Page:Sue - Les misères des enfants trouvés II (1850).djvu/237

La bibliothèque libre.
Le texte de cette page a été corrigé et est conforme au fac-similé.

J’arrivai ainsi non loin du cyprès auprès duquel j’avais le matin laissé la pelle et la houe après m être caché derrière le tronc de cet arbre durant l’enterrement de la mère de Régina.

Soudain je m’arrêtai, frappé de stupeur et d’effroi.

Au lieu de voir à quelques pas de moi la fosse comblée ainsi que nous l’avions laissée le matin et couverte d’une couche de neige, comme le reste du sol, cette fosse avait été ouverte… récemment sans doute, car deux tas de terre noirâtre, s’élevant de chaque côté de ce large trou, tranchaient sur la blancheur de la neige dont le terrain était couvert.

Si cette violation sacrilège n’eût pas atteint la tombe de la mère de Régina, peut-être aurais-je reculé devant la pensée de pénétrer ce sinistre mystère ; mais l’indignation, la colère, redoublèrent mon courage ; sentant néanmoins le besoin d être prudent, je m’avançai sans bruit avec une extrême précaution, et j’atteignis l’arbre vert derrière lequel je m’étais blotti le matin ; je retrouvai là notre lourde pelle de chêne ; la pioche avait disparu.
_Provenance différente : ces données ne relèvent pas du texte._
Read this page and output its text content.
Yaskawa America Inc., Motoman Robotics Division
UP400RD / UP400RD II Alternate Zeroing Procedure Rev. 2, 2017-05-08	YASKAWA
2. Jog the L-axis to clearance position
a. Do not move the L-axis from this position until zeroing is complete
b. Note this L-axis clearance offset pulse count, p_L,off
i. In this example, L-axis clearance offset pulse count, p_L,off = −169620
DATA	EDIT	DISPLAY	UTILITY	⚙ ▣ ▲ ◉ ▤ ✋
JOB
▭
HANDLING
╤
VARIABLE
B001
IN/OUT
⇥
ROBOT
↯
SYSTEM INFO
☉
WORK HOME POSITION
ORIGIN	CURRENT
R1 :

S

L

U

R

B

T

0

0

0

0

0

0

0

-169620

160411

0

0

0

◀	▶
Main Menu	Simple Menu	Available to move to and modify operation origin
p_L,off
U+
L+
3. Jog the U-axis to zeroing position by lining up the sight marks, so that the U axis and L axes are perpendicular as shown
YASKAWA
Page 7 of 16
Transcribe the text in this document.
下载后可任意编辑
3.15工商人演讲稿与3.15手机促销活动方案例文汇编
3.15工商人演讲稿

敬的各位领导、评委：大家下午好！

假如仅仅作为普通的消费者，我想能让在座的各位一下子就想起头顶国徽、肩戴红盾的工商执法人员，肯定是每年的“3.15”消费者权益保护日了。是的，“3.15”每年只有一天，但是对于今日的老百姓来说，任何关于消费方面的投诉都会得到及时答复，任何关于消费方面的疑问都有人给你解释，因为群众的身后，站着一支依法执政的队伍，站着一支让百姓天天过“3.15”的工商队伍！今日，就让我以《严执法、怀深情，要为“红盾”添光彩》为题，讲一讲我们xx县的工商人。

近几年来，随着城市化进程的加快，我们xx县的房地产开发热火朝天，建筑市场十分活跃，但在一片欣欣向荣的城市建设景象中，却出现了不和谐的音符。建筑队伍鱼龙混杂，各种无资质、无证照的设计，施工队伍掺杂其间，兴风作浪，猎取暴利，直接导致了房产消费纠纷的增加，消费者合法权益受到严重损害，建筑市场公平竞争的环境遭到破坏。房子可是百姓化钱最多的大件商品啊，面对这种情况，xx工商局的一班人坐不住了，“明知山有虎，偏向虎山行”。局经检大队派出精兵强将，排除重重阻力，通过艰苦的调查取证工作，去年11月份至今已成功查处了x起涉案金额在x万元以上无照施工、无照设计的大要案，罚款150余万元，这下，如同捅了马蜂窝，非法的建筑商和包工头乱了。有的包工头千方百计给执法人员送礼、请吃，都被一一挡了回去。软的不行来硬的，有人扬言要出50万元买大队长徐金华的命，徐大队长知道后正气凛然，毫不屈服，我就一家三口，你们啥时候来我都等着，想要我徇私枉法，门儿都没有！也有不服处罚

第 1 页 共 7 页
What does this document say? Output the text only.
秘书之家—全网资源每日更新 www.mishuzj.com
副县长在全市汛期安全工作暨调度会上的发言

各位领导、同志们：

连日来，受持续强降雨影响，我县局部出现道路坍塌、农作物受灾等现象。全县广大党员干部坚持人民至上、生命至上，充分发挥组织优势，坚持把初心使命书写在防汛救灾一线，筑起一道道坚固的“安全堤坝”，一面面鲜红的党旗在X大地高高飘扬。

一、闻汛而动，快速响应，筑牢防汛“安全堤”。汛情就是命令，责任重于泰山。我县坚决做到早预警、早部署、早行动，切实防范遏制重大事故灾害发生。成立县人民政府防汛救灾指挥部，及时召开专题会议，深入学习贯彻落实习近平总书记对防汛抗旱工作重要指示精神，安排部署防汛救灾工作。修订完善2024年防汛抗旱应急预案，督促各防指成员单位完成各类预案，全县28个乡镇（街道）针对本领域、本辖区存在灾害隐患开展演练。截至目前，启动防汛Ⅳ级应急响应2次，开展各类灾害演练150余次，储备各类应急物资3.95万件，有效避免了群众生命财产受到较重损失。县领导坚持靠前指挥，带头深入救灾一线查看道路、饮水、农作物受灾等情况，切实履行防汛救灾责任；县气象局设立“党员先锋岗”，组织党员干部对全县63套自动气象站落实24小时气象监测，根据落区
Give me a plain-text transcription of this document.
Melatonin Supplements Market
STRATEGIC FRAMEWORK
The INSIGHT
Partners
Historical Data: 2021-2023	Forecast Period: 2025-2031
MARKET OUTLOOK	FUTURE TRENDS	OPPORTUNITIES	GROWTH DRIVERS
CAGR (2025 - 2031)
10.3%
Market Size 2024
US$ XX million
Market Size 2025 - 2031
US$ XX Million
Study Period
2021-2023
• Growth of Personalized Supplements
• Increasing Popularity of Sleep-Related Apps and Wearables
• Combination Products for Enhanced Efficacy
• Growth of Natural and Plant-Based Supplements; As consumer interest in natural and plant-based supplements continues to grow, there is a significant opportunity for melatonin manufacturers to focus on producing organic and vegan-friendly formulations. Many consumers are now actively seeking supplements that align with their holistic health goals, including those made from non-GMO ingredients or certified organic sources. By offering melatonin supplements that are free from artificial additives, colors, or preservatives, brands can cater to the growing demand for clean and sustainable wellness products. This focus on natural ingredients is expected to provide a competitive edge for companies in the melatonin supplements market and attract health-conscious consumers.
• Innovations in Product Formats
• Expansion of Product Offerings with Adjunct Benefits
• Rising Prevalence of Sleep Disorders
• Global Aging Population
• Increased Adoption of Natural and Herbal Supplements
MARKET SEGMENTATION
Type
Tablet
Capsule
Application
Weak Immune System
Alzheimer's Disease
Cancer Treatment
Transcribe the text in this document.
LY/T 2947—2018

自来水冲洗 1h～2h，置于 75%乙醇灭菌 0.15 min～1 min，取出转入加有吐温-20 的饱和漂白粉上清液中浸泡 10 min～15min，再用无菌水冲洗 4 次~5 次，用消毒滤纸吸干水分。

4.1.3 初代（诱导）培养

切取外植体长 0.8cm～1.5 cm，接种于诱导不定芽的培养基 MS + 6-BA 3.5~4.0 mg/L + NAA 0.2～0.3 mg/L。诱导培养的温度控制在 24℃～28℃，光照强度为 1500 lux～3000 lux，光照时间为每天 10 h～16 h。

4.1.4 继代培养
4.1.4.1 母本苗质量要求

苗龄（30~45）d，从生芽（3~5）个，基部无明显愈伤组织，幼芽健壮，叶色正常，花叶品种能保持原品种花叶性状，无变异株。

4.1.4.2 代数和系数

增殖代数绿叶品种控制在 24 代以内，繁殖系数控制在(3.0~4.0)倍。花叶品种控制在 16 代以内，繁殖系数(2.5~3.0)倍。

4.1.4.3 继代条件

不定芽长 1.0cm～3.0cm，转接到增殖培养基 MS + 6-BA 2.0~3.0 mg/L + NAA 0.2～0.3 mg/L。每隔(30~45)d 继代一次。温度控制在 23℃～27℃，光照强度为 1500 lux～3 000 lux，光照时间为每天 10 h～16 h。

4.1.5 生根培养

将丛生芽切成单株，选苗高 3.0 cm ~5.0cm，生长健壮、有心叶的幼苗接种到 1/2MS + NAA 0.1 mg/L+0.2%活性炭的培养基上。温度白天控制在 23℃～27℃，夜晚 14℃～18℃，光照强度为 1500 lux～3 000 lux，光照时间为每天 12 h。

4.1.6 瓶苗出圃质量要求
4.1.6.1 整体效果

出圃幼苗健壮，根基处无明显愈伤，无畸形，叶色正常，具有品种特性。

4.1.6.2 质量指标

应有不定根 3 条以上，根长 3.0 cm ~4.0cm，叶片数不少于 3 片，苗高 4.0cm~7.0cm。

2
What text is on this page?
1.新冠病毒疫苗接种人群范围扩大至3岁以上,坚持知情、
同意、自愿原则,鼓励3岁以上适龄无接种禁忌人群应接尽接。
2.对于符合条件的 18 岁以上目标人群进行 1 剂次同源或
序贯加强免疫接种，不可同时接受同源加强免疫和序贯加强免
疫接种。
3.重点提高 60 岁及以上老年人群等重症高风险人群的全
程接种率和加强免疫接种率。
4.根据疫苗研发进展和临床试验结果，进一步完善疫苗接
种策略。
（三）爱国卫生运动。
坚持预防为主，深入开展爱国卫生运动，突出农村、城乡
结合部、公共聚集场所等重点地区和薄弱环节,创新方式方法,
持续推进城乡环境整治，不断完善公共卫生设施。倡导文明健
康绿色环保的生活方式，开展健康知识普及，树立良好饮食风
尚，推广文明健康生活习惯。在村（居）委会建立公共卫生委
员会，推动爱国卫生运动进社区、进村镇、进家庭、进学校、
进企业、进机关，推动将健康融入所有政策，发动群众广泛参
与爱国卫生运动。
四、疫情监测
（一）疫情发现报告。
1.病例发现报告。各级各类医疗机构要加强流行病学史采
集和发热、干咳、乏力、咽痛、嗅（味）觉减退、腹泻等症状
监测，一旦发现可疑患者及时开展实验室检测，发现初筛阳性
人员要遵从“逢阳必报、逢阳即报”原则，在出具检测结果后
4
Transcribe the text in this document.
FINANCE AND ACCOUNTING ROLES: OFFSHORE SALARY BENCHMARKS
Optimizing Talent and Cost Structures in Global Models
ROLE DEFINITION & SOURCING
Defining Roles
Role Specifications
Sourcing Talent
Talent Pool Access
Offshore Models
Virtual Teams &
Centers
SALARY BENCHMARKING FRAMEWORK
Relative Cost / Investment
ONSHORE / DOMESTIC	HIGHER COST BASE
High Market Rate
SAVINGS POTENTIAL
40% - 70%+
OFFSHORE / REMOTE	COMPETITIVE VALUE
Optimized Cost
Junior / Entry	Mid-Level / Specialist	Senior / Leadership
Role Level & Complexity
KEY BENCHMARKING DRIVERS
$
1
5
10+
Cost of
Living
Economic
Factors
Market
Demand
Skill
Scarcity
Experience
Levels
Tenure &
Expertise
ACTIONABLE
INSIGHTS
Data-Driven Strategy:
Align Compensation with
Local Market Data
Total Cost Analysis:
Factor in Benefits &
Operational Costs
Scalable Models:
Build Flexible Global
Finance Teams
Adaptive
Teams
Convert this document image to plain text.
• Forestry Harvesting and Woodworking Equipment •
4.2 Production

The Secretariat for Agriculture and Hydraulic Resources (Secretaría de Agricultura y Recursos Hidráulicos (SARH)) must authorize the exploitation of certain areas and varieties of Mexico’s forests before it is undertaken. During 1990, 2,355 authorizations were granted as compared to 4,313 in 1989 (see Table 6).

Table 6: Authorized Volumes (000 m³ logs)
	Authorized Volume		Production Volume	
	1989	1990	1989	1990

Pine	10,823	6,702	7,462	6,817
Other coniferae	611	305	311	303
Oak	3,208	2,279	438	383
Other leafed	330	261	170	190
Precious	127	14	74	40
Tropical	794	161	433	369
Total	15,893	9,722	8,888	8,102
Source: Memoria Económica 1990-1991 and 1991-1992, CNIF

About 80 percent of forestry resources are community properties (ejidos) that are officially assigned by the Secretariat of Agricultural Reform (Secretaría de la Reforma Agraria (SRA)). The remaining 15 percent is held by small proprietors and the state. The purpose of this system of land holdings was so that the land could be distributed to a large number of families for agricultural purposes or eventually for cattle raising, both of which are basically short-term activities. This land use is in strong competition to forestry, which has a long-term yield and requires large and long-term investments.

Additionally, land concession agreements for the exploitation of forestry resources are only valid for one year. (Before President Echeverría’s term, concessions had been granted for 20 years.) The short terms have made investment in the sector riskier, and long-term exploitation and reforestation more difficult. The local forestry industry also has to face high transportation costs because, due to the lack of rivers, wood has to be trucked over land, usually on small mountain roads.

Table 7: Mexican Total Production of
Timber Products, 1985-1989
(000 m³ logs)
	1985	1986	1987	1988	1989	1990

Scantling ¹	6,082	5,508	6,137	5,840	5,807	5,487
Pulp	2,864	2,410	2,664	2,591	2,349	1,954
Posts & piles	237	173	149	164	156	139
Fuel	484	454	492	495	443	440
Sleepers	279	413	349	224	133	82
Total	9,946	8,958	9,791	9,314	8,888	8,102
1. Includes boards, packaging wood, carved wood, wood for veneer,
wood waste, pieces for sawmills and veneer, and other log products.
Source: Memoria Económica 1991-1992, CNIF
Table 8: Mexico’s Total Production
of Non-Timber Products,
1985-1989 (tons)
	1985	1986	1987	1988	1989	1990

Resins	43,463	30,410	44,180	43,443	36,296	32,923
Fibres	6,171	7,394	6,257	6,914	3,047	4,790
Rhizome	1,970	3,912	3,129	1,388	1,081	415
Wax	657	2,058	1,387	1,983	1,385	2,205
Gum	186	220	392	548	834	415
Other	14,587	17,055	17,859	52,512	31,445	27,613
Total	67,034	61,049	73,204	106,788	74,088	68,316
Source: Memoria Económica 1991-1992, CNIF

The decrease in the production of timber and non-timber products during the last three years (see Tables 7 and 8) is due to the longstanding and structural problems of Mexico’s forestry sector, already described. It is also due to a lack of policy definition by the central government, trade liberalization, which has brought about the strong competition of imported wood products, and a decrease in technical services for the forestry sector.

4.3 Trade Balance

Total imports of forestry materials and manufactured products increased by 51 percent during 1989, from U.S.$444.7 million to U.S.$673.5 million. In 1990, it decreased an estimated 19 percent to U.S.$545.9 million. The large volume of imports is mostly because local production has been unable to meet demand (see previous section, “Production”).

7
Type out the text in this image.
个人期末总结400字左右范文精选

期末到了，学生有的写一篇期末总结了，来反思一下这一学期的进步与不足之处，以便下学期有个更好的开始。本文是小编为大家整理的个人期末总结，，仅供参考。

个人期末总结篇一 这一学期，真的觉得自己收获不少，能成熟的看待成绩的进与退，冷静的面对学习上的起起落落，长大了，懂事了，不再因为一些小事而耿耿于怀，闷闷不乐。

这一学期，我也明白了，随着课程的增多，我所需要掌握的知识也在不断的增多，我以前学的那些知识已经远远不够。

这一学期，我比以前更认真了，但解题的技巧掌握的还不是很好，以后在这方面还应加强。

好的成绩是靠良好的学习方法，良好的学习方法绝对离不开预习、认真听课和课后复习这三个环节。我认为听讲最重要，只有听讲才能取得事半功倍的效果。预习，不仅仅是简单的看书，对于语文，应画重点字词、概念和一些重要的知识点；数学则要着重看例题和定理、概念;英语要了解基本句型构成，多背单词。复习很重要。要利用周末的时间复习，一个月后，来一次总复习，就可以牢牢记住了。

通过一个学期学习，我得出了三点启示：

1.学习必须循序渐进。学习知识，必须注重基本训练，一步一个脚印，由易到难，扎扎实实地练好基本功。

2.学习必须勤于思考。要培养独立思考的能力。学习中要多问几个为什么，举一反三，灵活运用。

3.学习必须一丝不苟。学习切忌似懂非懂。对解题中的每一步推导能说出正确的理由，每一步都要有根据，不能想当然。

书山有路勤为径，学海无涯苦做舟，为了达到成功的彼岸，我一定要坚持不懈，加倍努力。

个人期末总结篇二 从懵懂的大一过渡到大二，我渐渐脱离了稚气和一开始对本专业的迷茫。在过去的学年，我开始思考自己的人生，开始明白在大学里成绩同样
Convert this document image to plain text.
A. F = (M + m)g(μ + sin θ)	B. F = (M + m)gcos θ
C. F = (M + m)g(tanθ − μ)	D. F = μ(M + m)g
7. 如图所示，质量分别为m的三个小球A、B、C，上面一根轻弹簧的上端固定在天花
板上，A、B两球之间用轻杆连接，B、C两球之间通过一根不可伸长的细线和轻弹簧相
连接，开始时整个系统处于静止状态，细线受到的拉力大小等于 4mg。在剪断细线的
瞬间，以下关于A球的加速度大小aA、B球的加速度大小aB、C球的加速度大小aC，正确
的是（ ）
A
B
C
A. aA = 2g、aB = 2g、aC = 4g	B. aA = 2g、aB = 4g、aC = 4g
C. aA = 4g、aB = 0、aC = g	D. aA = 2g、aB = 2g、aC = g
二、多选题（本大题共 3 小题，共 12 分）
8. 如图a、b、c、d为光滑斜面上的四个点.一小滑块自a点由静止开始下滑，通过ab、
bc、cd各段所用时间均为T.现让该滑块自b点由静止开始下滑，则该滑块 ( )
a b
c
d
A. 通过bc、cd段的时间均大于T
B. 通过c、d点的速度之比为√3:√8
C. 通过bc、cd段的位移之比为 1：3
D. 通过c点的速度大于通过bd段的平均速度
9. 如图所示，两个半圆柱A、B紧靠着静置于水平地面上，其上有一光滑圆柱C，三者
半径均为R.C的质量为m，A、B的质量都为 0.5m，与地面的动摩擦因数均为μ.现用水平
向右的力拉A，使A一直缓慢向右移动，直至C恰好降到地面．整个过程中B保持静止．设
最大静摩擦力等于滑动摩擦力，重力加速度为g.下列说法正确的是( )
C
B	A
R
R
Jusqu’alors, je n’avais entendu aucun bruit, je prêtais l’oreille avec attention, lorsque tout à coup je sentis une forte odeur de fumée de tabac qui s’exhalait de la fosse ouverte.

Un pressentiment me dit que l’homme dont la figure sinistre m’avait frappé dans la matinée, et qui fumait cyniquement sa pipe en regardant les funérailles, violait en ce moment cette tombe… J’entendis bientôt une sorte de piétinement suivi de plusieurs coups, bruits sourds qui semblaient sortir des entrailles de la terre… Soudain une main invisible lança la pioche sur le revers de la fosse, puis je vis paraître la tête, et ensuite le buste d’un homme… il s’aidait de ses mains pour sortir de l’ouverture béante, et il venait sans doute d’abandonner sa pipe, car il tenait entre ses dents un paquet qui semblait assez lourd…

Je reconnus l’homme que j’avais vu le matin.

Caché par le tronc du cyprès et par l’ombre qu’il projetait, je ne pouvais être aperçu de ce misérable… Je restai immobile, ne sachant que faire, craignant d’être découvert et attendant des circonstances mes seules inspirations.